Le virage à droite de l'Indonésie érode les libertés durement gagnées
Des militants brandissent des affiches lors d'un rassemblement contre le nouveau droit pénal indonésien.
Les forces régressives de Jakarta piétinent les droits de l'homme et la liberté de circulation dans un nouveau code pénal qui, pour de bonnes raisons, a suscité des critiques internationales.
L'Indonésie, qui abrite la plus grande population musulmane du monde, a peut-être connu des incidents sporadiques d'extrémisme religieux, mais elle a surtout été considérée comme une nation tolérante dotée d'institutions démocratiques saines. Cette semaine, elle a fait un grand pas en arrière.
Après des décennies de tentatives infructueuses, le gouvernement indonésien a adopté mardi à la quasi-unanimité un nouveau code pénal, qui remplace une version datant de 1918, lorsque l'Indonésie était une colonie néerlandaise. Ses dispositions interdisant les relations sexuelles hors mariage ont suscité le plus d'attention, mais toute l'étendue des nouvelles lois, qui entreront en vigueur dans trois ans, suscite rapidement, à juste titre, des critiques locales et internationales.
Les relations sexuelles hors mariage seront punies d'un an d'emprisonnement, tandis que les personnes qui cohabitent sans être mariées risquent six mois derrière les barreaux.
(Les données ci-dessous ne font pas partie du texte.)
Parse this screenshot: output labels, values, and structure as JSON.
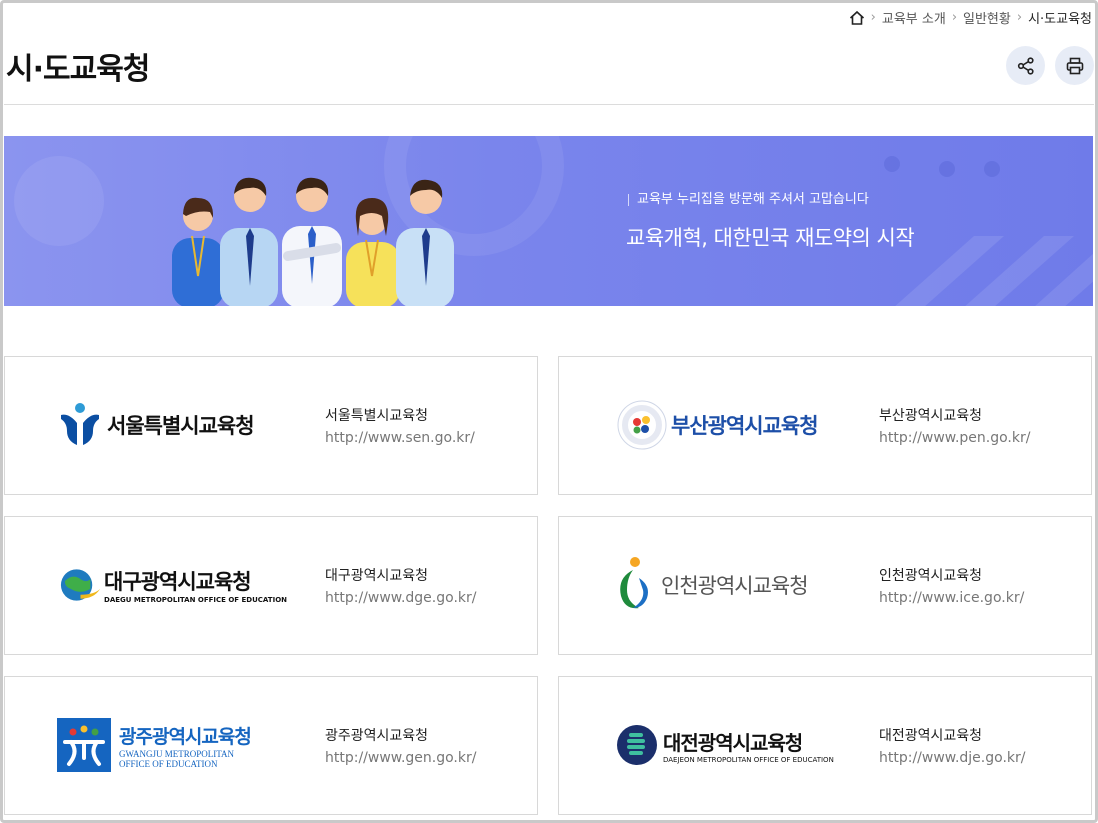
{
  "breadcrumb": {
    "items": [
      "교육부 소개",
      "일반현황"
    ],
    "current": "시·도교육청"
  },
  "page": {
    "title": "시·도교육청"
  },
  "toolbar": {
    "share_icon": "share-icon",
    "print_icon": "print-icon"
  },
  "banner": {
    "subtitle": "교육부 누리집을 방문해 주셔서 고맙습니다",
    "headline": "교육개혁, 대한민국 재도약의 시작"
  },
  "offices": [
    {
      "logo_text": "서울특별시교육청",
      "logo_sub": "",
      "name": "서울특별시교육청",
      "url": "http://www.sen.go.kr/"
    },
    {
      "logo_text": "부산광역시교육청",
      "logo_sub": "",
      "name": "부산광역시교육청",
      "url": "http://www.pen.go.kr/"
    },
    {
      "logo_text": "대구광역시교육청",
      "logo_sub": "DAEGU METROPOLITAN OFFICE OF EDUCATION",
      "name": "대구광역시교육청",
      "url": "http://www.dge.go.kr/"
    },
    {
      "logo_text": "인천광역시교육청",
      "logo_sub": "",
      "name": "인천광역시교육청",
      "url": "http://www.ice.go.kr/"
    },
    {
      "logo_text": "광주광역시교육청",
      "logo_sub": "GWANGJU METROPOLITAN",
      "logo_sub2": "OFFICE OF EDUCATION",
      "name": "광주광역시교육청",
      "url": "http://www.gen.go.kr/"
    },
    {
      "logo_text": "대전광역시교육청",
      "logo_sub": "DAEJEON METROPOLITAN OFFICE OF EDUCATION",
      "name": "대전광역시교육청",
      "url": "http://www.dje.go.kr/"
    }
  ],
  "colors": {
    "banner": "#7a85ec",
    "button_bg": "#e7ecf6",
    "seoul_blue": "#0b4ea2",
    "busan_blue": "#1d4fa8",
    "gwangju_blue": "#1565c0",
    "daejeon_navy": "#1b2f6b"
  }
}
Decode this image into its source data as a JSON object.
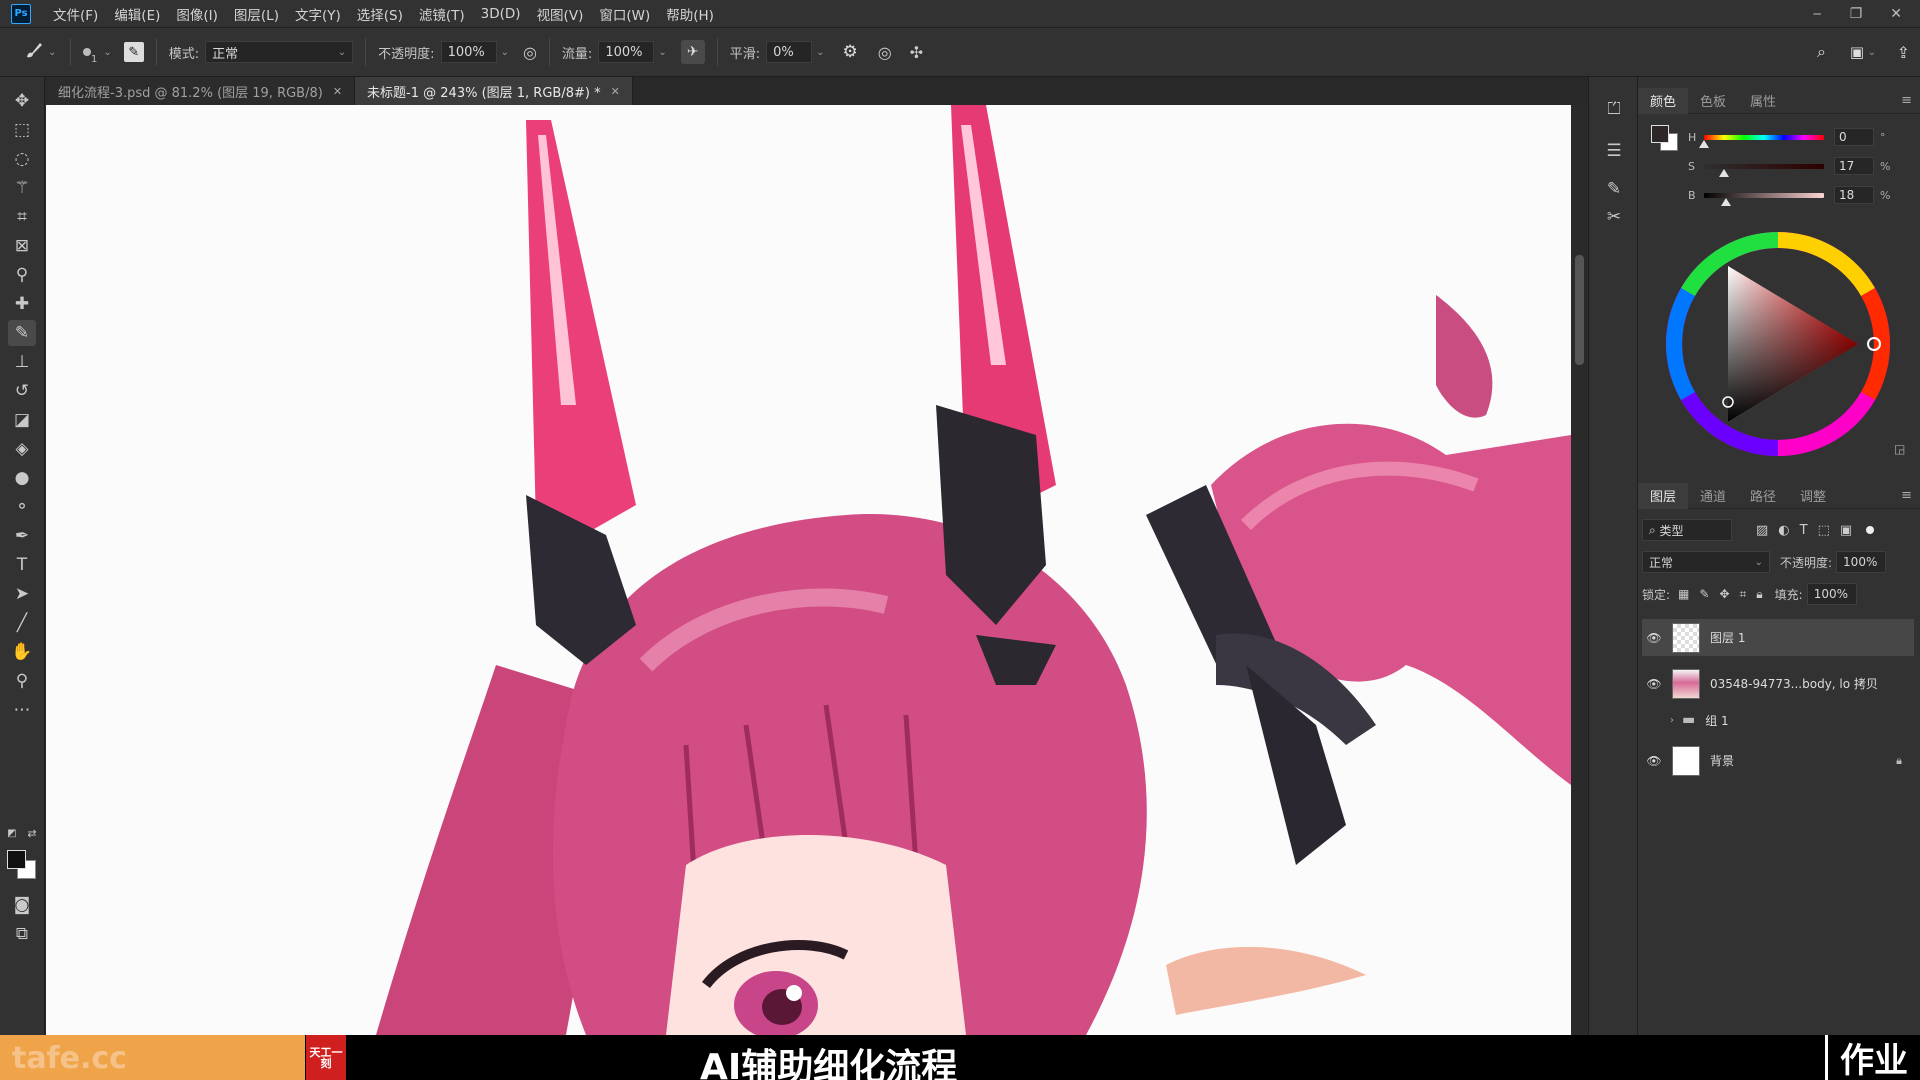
{
  "app": {
    "logo": "Ps"
  },
  "menu": [
    "文件(F)",
    "编辑(E)",
    "图像(I)",
    "图层(L)",
    "文字(Y)",
    "选择(S)",
    "滤镜(T)",
    "3D(D)",
    "视图(V)",
    "窗口(W)",
    "帮助(H)"
  ],
  "options": {
    "brush_size": "1",
    "mode_label": "模式:",
    "mode_value": "正常",
    "opacity_label": "不透明度:",
    "opacity_value": "100%",
    "flow_label": "流量:",
    "flow_value": "100%",
    "smoothing_label": "平滑:",
    "smoothing_value": "0%"
  },
  "tabs": [
    {
      "label": "细化流程-3.psd @ 81.2% (图层 19, RGB/8)",
      "active": false
    },
    {
      "label": "未标题-1 @ 243% (图层 1, RGB/8#) *",
      "active": true
    }
  ],
  "color_panel": {
    "tabs": [
      "颜色",
      "色板",
      "属性"
    ],
    "h": {
      "label": "H",
      "value": "0",
      "unit": "°",
      "fraction": 0.0
    },
    "s": {
      "label": "S",
      "value": "17",
      "unit": "%",
      "fraction": 0.17
    },
    "b": {
      "label": "B",
      "value": "18",
      "unit": "%",
      "fraction": 0.18
    },
    "foreground": "#2e2727",
    "background": "#ffffff"
  },
  "layers_panel": {
    "tabs": [
      "图层",
      "通道",
      "路径",
      "调整"
    ],
    "filter_label": "类型",
    "blend_mode": "正常",
    "opacity_label": "不透明度:",
    "opacity_value": "100%",
    "lock_label": "锁定:",
    "fill_label": "填充:",
    "fill_value": "100%",
    "layers": [
      {
        "name": "图层 1",
        "visible": true,
        "selected": true,
        "kind": "transparent"
      },
      {
        "name": "03548-94773...body, lo 拷贝",
        "visible": true,
        "selected": false,
        "kind": "image"
      },
      {
        "name": "组 1",
        "visible": false,
        "selected": false,
        "kind": "group"
      },
      {
        "name": "背景",
        "visible": true,
        "selected": false,
        "kind": "background",
        "locked": true
      }
    ]
  },
  "overlay": {
    "watermark": "tafe.cc",
    "logo_text": "天工一刻",
    "title": "AI辅助细化流程",
    "right_text": "作业"
  }
}
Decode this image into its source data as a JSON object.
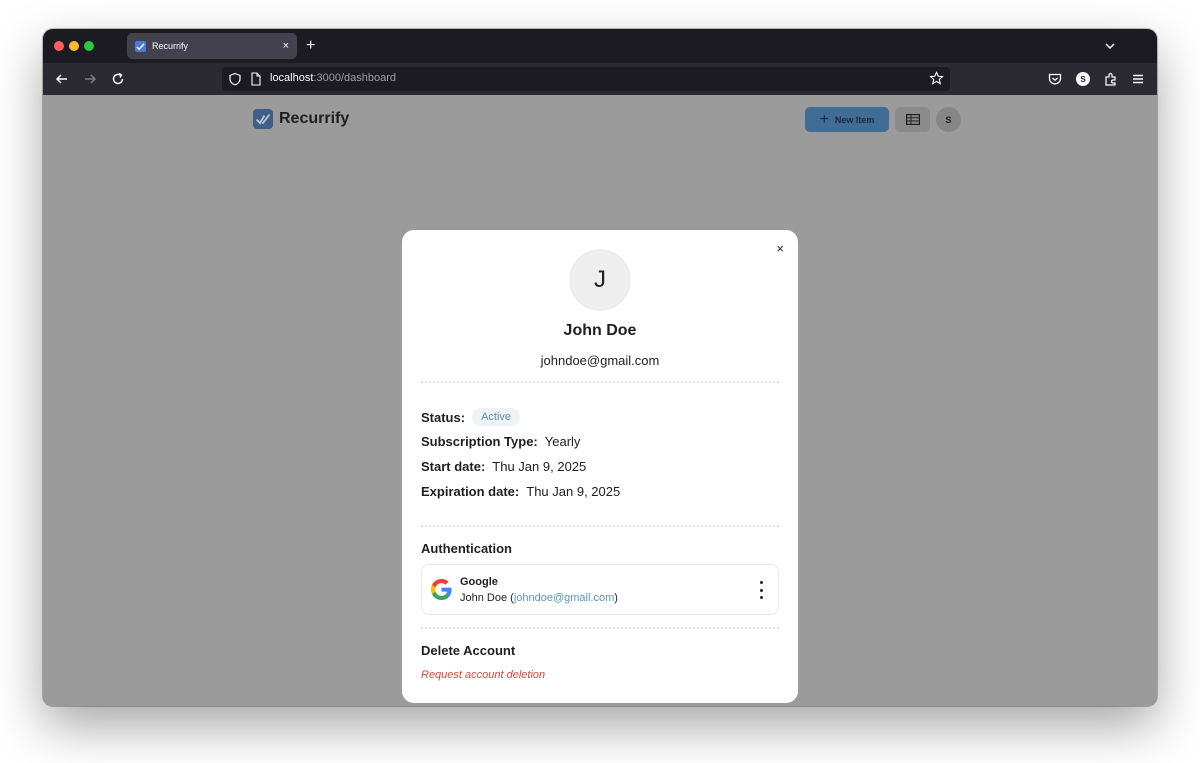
{
  "browser": {
    "tab_title": "Recurrify",
    "tab_close": "×",
    "new_tab": "+",
    "url_host": "localhost",
    "url_path": ":3000/dashboard",
    "profile_initial": "S"
  },
  "header": {
    "brand_name": "Recurrify",
    "new_item_label": "New Item",
    "user_initial": "S"
  },
  "profile": {
    "avatar_initial": "J",
    "name": "John Doe",
    "email": "johndoe@gmail.com",
    "close": "×"
  },
  "details": {
    "status_label": "Status:",
    "status_value": "Active",
    "subscription_label": "Subscription Type:",
    "subscription_value": "Yearly",
    "start_label": "Start date:",
    "start_value": "Thu Jan 9, 2025",
    "expiration_label": "Expiration date:",
    "expiration_value": "Thu Jan 9, 2025"
  },
  "authentication": {
    "title": "Authentication",
    "provider": "Google",
    "account_name": "John Doe",
    "account_open": " (",
    "account_email": "johndoe@gmail.com",
    "account_close": ")"
  },
  "delete_account": {
    "title": "Delete Account",
    "link": "Request account deletion"
  },
  "colors": {
    "accent": "#3f6d96",
    "status": "#5b8fb0",
    "danger": "#cf4a3b"
  }
}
Cette mesure a suscité des inquiétudes chez les étrangers qui se rendent dans des destinations touristiques telles que Bali, mais une disposition selon laquelle la police ne peut procéder à une arrestation qu'à la suite d'un rapport déposé par un membre de la famille proche élimine la plupart des problèmes pour les touristes.
Pour les locaux, cependant, les conséquences pourraient être terribles pour ceux qui ont une relation non maritale non approuvée par un membre de la famille. Et cela ouvrira la voie à de nouvelles poursuites contre la communauté LGBTQ. L'homosexualité n'est pas illégale en Indonésie (sauf dans la province d'Aceh), mais comme ces personnes ne peuvent pas se marier, les nouvelles lois auront pour effet de criminaliser ces relations. Le nouveau code impose également de longues peines aux femmes qui se font avorter et à ceux qui les pratiquent, bien qu'il existe des exceptions pour les victimes de viol et les urgences médicales.
Les nouvelles lois vont également bien au-delà de la chambre à coucher. Elles interdisent les insultes à l'encontre du président et du vice-président, une disposition qui avait été supprimée par la Cour constitutionnelle en 2006, et prévoient des peines de prison pouvant aller jusqu'à 4½ ans. Elle criminalise également les insultes à l'encontre du gouvernement et des institutions de l'État, interdit les manifestations publiques non autorisées considérées comme des troubles de l'ordre public et étend les lois contre le blasphème.
Usman Hamid, directeur exécutif d'Amnesty International pour l'Indonésie, n'a pas mâché ses mots : "Ce à quoi nous assistons est un coup dur porté aux progrès durement acquis par l'Indonésie en matière de protection des droits humains et des libertés fondamentales depuis plus de deux décennies.... Cela risque de cimenter un climat de peur qui étouffe la critique pacifique et la liberté de réunion."
Ce qui semble le plus inquiétant, c'est que cette répression est loin d'être un cas isolé. Depuis quelques années, la politique indonésienne est de plus en plus infiltrée par des forces plus conservatrices. Le président du pays, Joko Widodo, a peut-être vanté ses mérites en tant que modéré lorsqu'il est entré en fonction en 2014, mais au fil des ans, il a été contraint de virer à droite face à des adversaires de plus en plus conservateurs. Cela a conduit à un large changement vers une dévotion de style plus arabe qui est beaucoup plus stricte sur des choses comme le code vestimentaire et le comportement public et privé.
Pour l'Australie, qui s'efforce depuis de nombreuses années de nouer des liens plus étroits avec son voisin du nord, cela ne manquera pas de susciter des conversations difficiles. L'Indonésie ne semble pas se soucier d'offenser l'Australie pour le moment. La libération anticipée par l'Indonésie de l'auteur de la bombe de Bali, Umar Patek, a eu lieu cette semaine malgré les protestations du Premier ministre Anthony Albanese, qui a qualifié l'ancien militant de la Jemaah Islamiyah d'"odieux".
À l'heure où l'Australie tente de nouer des alliances dans la région pour contrer l'influence croissante de la Chine, il est regrettable que l'Indonésie ait pris une telle mesure régressive en matière de droits de l'homme et de liberté de mouvement. Elle semble également prête à faire un pied de nez à Canberra sur une question aussi sensible que l'attentat de Bali. L'Australie a clairement du pain sur la planche pour faire entendre ses objections sur les récentes décisions prises en Indonésie tout en maintenant de bonnes relations.